Nanite Performance is Not Better than Overdraw Focused LODs [TEST RESULTS]. Epic's Documentation is Dangering Optimization.

If you can’t hit 60fps at 1080p with Nanite enabled, you’re doing something wrong, buddy. I’ve got a fairly dense forest scene and it’s just shy of 60fps running on a 5700xt (this is a GPU with an architecture a generation older than current gen consoles) with a 1080p render target in the least performant area. If I disable Lumen it jumps up to ~90fps. Lumen is the performance killer in UE 5, not Nanite.

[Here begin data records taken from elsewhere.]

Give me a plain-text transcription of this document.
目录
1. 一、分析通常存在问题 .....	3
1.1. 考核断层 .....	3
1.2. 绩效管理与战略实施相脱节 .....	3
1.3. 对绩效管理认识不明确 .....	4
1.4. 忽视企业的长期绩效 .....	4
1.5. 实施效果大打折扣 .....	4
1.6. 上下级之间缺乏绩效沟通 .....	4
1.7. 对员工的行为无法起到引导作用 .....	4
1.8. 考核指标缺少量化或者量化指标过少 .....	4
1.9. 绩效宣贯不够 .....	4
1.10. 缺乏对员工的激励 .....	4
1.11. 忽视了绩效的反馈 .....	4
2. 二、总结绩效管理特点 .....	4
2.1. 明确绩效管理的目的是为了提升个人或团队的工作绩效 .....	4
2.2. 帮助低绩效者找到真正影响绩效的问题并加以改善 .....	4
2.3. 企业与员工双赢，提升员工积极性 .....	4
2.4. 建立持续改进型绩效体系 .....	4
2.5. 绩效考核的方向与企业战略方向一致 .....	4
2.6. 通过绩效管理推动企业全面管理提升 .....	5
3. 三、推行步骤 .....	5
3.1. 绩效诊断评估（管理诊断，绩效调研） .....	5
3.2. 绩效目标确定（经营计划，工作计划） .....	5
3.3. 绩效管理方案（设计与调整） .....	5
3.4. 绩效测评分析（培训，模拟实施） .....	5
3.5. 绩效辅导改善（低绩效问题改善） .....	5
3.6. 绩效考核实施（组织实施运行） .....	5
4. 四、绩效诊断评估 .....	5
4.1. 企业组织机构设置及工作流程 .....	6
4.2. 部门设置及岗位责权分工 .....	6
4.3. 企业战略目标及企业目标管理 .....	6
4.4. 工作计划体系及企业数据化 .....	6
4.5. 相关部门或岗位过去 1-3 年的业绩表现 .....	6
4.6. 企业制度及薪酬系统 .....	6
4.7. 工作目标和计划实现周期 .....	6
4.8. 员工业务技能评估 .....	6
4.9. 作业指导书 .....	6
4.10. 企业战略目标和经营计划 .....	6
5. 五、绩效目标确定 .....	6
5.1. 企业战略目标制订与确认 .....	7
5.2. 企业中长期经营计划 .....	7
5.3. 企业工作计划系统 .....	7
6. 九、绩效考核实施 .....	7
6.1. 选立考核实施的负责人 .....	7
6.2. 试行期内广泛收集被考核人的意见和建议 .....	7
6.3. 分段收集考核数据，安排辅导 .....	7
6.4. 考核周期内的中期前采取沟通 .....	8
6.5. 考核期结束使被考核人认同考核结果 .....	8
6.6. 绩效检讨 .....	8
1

This is quite possibly the dumbest possible way to try to prove your point. You’re taking the final submitted frame data, with no knowledge of what the original assets are or what kind of rendering optimizations this game’s engine are doing to that data before submitting it to the GPU, and then sticking it in Unreal (also, as far as I can tell, you’re not putting the camera in the same place relative to the scene as wherever it was when you captured it. Also everything appears to be one material, which is obviously not how it rendered in the original. Also also your reconstruction is clearly non-manifold, implying some other advanced stuff going on under the hood in that engine).

If I dumped a Nanite frame and reconstructed it and put it back into Unreal again, guess what? It will render faster! Y’know why? Because the raster optimization that Nanite does dynamically is now precalculated and static. Rendering the whole test meaningless.